Love For A Child

Matthew 24:12, 19 – Because of the increase of wickedness, the love of most will grow cold… How dreadful it will be in those days for pregnant women and nursing mothers.

Before the wedding decorations were even put away, the questions started pouring in. “So when are the babies coming?” “How long are you going to wait to have kids?” “When are you guys going to get started?” While most of these questions are meant in good fun, they pose an opportunity for some consideration. Our society tends to assume that once you’re married (or even before), you had better get started on bringing children into the world. While many couples adhere to this idea and develop and grow loving families and respectful children, many other couples jump into this decision selfishly without considering whether or not they have the means to support a child financially and emotionally and whether they are ready, willing, and able to handle the pressures of children.

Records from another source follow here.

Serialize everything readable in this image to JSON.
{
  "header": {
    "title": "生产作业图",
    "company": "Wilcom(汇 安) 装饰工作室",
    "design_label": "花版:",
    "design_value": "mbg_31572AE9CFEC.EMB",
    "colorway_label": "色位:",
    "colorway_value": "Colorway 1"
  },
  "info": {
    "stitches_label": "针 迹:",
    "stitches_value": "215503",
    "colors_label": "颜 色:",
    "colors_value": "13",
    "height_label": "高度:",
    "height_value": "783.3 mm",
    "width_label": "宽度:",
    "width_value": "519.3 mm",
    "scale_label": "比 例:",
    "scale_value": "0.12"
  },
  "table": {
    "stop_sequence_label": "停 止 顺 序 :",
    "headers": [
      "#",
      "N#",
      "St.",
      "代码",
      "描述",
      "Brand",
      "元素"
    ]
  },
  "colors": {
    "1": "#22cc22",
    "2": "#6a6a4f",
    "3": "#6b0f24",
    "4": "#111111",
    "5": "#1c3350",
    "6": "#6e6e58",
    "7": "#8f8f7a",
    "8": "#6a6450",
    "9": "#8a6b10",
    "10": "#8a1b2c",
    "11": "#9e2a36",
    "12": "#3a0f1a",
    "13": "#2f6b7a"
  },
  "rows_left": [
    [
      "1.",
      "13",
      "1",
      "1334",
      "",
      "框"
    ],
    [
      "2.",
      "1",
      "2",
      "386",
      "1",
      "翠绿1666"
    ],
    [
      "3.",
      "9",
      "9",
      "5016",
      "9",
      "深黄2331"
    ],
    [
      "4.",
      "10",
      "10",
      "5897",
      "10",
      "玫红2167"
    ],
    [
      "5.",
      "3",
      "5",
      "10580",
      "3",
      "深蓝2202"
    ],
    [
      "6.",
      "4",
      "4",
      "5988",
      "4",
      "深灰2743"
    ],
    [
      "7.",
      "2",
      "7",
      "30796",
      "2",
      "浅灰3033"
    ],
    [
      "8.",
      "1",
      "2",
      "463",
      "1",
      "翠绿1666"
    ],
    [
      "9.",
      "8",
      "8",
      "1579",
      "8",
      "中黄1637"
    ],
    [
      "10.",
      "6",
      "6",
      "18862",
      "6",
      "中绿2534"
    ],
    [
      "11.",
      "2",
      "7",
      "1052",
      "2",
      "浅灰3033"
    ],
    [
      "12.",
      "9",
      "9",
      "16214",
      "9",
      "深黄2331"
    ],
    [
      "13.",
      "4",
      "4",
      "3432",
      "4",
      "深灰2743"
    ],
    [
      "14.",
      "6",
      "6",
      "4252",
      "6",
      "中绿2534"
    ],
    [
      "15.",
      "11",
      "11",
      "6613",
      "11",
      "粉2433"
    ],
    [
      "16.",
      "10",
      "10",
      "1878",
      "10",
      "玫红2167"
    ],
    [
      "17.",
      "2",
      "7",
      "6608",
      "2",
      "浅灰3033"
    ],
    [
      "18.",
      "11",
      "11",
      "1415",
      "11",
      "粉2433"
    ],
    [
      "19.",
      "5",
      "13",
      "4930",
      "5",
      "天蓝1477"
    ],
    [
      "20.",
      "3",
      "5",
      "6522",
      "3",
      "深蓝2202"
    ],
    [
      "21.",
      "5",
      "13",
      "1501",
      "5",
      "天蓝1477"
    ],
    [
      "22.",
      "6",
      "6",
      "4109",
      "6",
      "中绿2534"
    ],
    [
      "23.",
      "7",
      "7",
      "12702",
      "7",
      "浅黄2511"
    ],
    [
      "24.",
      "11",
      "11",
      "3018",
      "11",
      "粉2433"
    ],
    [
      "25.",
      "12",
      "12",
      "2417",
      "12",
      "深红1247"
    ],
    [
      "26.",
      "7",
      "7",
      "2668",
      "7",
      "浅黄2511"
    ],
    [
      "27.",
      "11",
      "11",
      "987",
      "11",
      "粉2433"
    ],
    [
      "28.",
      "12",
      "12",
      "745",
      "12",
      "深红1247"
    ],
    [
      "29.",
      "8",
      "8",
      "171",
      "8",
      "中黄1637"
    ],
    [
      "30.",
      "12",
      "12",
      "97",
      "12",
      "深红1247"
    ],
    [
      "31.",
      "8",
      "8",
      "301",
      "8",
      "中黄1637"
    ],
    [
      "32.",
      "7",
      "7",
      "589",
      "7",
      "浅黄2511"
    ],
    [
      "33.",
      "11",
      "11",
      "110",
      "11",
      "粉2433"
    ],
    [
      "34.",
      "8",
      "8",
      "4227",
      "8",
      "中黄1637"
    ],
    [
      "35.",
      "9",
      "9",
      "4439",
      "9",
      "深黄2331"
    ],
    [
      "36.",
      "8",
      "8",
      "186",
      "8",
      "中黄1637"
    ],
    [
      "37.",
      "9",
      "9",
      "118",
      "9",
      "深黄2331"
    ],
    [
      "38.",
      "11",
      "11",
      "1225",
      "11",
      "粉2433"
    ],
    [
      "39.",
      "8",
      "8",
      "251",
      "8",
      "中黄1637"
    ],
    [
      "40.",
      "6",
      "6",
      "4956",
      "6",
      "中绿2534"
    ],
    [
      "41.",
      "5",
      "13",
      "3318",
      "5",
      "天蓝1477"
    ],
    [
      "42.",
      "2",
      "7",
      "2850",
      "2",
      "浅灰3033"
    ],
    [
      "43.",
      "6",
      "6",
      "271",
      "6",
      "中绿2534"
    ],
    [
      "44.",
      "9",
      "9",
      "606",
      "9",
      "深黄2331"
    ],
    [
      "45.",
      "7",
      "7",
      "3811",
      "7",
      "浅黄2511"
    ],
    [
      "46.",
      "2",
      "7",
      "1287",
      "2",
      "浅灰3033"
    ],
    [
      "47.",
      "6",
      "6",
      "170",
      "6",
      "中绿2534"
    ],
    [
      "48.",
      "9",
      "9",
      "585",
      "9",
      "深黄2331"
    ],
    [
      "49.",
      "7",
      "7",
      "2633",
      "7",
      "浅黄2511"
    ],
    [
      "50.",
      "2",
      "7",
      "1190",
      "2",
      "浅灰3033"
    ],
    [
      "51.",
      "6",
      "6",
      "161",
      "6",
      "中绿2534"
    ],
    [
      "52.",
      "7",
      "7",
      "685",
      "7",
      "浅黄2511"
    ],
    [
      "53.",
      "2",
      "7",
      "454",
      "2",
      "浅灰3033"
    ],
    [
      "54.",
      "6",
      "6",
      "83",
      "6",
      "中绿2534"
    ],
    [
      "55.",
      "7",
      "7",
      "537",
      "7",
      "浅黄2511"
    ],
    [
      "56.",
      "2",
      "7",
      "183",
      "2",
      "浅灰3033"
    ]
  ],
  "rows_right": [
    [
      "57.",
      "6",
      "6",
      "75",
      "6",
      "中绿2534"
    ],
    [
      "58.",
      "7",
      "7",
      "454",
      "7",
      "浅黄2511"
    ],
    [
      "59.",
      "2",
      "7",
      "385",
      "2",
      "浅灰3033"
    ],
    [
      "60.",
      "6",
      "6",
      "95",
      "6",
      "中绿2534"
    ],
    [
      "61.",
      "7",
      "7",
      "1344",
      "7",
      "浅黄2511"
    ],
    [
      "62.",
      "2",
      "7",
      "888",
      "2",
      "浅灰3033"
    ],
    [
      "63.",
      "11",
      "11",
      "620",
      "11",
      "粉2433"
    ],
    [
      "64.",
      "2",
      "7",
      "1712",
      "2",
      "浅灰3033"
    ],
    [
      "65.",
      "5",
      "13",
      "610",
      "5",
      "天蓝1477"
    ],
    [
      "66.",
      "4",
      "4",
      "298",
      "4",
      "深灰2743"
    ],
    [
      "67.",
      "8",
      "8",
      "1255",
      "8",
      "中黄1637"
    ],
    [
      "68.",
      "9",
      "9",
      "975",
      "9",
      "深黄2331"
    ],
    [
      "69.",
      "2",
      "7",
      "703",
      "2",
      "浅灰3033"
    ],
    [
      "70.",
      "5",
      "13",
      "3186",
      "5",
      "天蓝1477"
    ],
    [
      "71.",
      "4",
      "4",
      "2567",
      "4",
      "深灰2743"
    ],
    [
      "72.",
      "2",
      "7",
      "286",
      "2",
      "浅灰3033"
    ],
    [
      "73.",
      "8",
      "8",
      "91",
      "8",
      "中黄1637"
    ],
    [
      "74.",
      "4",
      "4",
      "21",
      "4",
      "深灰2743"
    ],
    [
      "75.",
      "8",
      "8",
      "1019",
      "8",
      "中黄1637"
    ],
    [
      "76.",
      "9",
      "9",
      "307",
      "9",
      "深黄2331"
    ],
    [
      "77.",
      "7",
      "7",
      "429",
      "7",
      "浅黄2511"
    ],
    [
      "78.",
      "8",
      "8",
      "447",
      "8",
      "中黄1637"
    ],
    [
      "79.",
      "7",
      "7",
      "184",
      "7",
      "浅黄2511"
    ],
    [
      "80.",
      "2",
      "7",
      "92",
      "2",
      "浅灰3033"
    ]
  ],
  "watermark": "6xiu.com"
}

I intend in no way to attack any one’s decisions in my writing, only to defend my own. My last two posts have been littered with doubt, struggle, and a sense of cynicism mostly because that is what has been surrounding me. Our world has suddenly become a bleak and dark place where hope is difficult to find. My work involves a constant reminder of all that is evil in this world. Day after day, I read, edit, and respond to murder, assault, drugs and associated violence, child porn, and other horrible topics. While I suppose a sense of relief should come seeing those responsible for these terrible acts put away, that response is not often elicited from me. I would rather see those offenders be rehabilitated, and, while they instead rot in prison to the tune of the tax money we work so hard to “donate”, many other are just taking their place.

Fortunately, myself nor my family have not had to personally endure being a victim of one of these terrible crimes. But pessimism comes from many types of situations. Life has been very critical of my giving heart as of late and has handed me a few smacks in the face in return. That being said, all those anxious for little Jen-babies will have to wait. God must settle my heart and I must work to trust in Him again and more importantly find hope in Him again before I’m willing to submit a child into this dark world.

Don’t fear, I haven’t lost all hope for humanity. I know good people, or good hearts rather, do exist. I know our eternal reward for giving is in heaven. I know God promises to always be with us and I know His word instructs me to put my hope in Him all of my days. For now, I will continue to pray for help from God and surround myself with those who exude love and positivity. As I go forward on this path of life, I do trust that God will bless my husband and I with comfort when or if he entrusts us with the blessing (and responsibility) of a child.